Suppressing market sentiment, the consumer sector in China fell into deflation and ex-factory prices extended their decline in July as the world’s second-largest economy struggled to stimulate demand.
China’s 5% growth forecast, which seemed too modest at the beginning of 2023, started to look very optimistic due to China’s inability to sustain its post-COVID economic recovery.
The market awaits the July Consumer Price Index (CPI) from the US on Thursday, which will show the Fed’s future monetary policy. Market watchers expect the CPI to accelerate slightly year-on-year, with consumer prices increasing by 0.2% on a monthly basis, at the same rate as in June.
Meanwhile, Chevron and Woodside Energy Group said Thursday they are in talks with unions to avoid the threat of strikes at gas utilities that together supply about 10% of the global liquefied natural gas (LNG) market.
Concerns over LNG supply pushed European gas prices to a nearly 2-month high on Wednesday, bolstering the outlook for diesel demand as an alternative fuel.
However, as the tensions between Russia and Ukraine in the Black Sea region threatened the shipment of Russian oil, oil prices continued to be supported by concerns about supply shortages.

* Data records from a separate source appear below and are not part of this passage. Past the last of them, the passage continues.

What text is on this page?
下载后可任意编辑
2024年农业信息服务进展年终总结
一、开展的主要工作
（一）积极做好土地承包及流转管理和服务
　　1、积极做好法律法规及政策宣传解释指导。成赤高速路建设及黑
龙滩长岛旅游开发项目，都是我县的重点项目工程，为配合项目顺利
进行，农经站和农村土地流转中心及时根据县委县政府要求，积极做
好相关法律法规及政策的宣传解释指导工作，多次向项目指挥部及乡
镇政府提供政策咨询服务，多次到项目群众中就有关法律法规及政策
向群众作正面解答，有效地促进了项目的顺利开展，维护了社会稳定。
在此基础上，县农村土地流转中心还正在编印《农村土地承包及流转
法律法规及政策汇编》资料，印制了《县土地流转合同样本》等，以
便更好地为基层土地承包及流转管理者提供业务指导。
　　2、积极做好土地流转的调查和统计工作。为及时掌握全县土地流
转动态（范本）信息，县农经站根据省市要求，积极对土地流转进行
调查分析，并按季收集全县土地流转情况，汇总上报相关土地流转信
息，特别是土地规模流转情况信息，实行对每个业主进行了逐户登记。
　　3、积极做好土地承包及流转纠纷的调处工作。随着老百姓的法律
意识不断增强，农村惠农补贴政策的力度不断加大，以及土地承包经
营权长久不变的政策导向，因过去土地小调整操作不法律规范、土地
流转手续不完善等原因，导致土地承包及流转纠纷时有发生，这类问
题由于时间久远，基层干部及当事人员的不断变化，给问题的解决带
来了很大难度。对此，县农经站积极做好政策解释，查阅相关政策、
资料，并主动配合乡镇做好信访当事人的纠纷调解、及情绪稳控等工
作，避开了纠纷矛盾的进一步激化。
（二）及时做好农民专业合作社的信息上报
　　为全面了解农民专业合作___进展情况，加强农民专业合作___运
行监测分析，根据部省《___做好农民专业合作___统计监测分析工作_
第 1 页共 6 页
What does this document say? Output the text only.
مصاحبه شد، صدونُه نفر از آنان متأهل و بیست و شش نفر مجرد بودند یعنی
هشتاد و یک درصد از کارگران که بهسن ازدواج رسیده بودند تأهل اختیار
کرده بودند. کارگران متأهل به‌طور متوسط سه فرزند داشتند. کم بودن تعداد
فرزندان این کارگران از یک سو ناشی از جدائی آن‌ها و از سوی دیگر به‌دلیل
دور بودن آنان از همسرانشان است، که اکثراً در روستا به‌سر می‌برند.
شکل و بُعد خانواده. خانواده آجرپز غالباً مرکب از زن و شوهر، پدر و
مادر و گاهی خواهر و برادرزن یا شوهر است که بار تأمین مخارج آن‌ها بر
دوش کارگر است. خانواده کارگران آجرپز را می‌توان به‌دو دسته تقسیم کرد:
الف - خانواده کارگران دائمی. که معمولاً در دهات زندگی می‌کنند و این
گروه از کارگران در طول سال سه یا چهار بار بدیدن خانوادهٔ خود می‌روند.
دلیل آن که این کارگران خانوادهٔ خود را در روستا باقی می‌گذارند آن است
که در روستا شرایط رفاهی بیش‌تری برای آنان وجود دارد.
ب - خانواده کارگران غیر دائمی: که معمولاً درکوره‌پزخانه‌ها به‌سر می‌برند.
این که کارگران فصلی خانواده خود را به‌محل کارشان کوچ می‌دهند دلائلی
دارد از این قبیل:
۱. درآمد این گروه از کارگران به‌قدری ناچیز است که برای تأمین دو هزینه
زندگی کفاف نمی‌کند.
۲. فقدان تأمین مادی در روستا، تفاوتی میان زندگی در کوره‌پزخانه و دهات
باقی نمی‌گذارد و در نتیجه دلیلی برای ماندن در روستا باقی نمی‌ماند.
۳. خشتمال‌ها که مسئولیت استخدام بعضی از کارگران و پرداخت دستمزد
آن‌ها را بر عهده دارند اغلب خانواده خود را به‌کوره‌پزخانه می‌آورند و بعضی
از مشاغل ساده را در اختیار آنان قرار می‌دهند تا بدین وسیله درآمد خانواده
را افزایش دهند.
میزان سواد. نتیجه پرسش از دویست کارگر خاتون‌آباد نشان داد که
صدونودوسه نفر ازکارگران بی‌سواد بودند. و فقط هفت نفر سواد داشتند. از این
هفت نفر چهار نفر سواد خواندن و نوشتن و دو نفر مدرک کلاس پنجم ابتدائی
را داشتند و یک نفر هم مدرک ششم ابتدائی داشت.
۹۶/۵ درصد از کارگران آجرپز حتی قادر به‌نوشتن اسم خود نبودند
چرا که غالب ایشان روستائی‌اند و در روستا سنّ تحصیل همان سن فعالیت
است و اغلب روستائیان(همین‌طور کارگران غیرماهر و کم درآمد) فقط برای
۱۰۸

The world’s largest exporter, Saudi Arabia, last week extended its voluntary production cut of 1 million bpd until the end of September, adding that it could be further extended or deepened. Russia also said it would cut oil exports by 300,000 barrels per day in September.
Oil prices have been resistant to the weak economic outlook in China in recent weeks. Market participants continue to recover from their previous downward position, taking advantage of Saudi Arabia’s tight supply conditions and Russia’s production cuts.